Moreover, Cantor certainly objected to the treatment of sets as extensions. He insisted that sets had a prior criterion of identity. In his critique of Frege he wrote:
"... fails utterly to see that quantitatively the "extension of a concept" is something wholly indeterminate; only in certain cases is the "extension of a concept" quantitatively determined; and then, to be sure, if it is finite it has a determinate number; if it is infinite, a determinate power. But for such a quantitative determination of the "extension of a concept" the concepts "number" and "power" must previously be given from the other side. It is a twisting of procedure if one attempts to ground the latter concepts on the concept of the "extension of a concept".
One should additionally note that Cantorian set theory had been predicated on a theory of ones, or units, that had been argued against by Frege.

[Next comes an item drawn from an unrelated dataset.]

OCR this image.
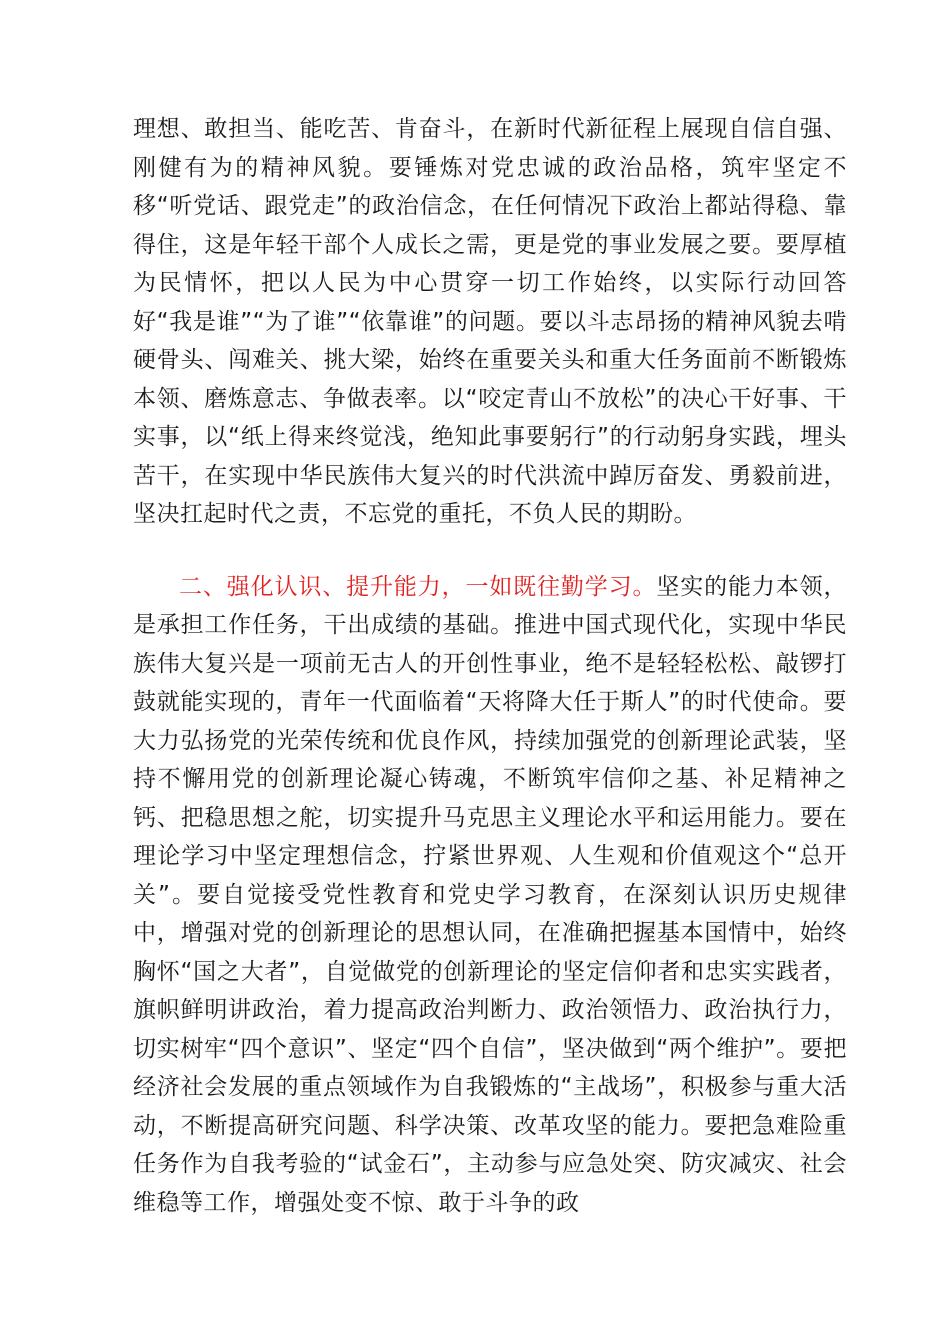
理想、敢担当、能吃苦、肯奋斗，在新时代新征程上展现自信自强、刚健有为的精神风貌。要锤炼对党忠诚的政治品格，筑牢坚定不移“听党话、跟党走”的政治信念，在任何情况下政治上都站得稳、靠得住，这是年轻干部个人成长之需，更是党的事业发展之要。要厚植为民情怀，把以人民为中心贯穿一切工作始终，以实际行动回答好“我是谁”“为了谁”“依靠谁”的问题。要以斗志昂扬的精神风貌去啃硬骨头、闯难关、挑大梁，始终在重要关头和重大任务面前不断锻炼本领、磨炼意志、争做表率。以“咬定青山不放松”的决心干好事、干实事，以“纸上得来终觉浅，绝知此事要躬行”的行动躬身实践，埋头苦干，在实现中华民族伟大复兴的时代洪流中踔厉奋发、勇毅前进，坚决扛起时代之责，不忘党的重托，不负人民的期盼。

二、强化认识、提升能力，一如既往勤学习。坚实的能力本领，是承担工作任务，干出成绩的基础。推进中国式现代化，实现中华民族伟大复兴是一项前无古人的开创性事业，绝不是轻轻松松、敲锣打鼓就能实现的，青年一代面临着“天将降大任于斯人”的时代使命。要大力弘扬党的光荣传统和优良作风，持续加强党的创新理论武装，坚持不懈用党的创新理论凝心铸魂，不断筑牢信仰之基、补足精神之钙、把稳思想之舵，切实提升马克思主义理论水平和运用能力。要在理论学习中坚定理想信念，拧紧世界观、人生观和价值观这个“总开关”。要自觉接受党性教育和党史学习教育，在深刻认识历史规律中，增强对党的创新理论的思想认同，在准确把握基本国情中，始终胸怀“国之大者”，自觉做党的创新理论的坚定信仰者和忠实实践者，旗帜鲜明讲政治，着力提高政治判断力、政治领悟力、政治执行力，切实树牢“四个意识”、坚定“四个自信”，坚决做到“两个维护”。要把经济社会发展的重点领域作为自我锻炼的“主战场”，积极参与重大活动，不断提高研究问题、科学决策、改革攻坚的能力。要把急难险重任务作为自我考验的“试金石”，主动参与应急处突、防灾减灾、社会维稳等工作，增强处变不惊、敢于斗争的政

The two formulas given above may be paraphrased as:
"A set is a collection taken as an object"
"A set is determined by its elements"
The first is asserting a prior identity criterion whereas, for pure set theory, the second is not.
What the situation comes down to is this. The predicate symbols 'c', 'e', and '=' are like the fundamental constants in physics. The history of "undefined language primitives" has led to treating a system of relations whose relationship to one another can be made clear as if it cannot.
The real distinction of the situation is found in epistemic logic. For the practical purposes of mathematics, it comes down to the construction of language through definition, because a definition is not the same as a stipulation. A stipulation is impermanent and used to parametrize a problem domain. A definition is expected to have a structural relation to the theoretical coherence of the science.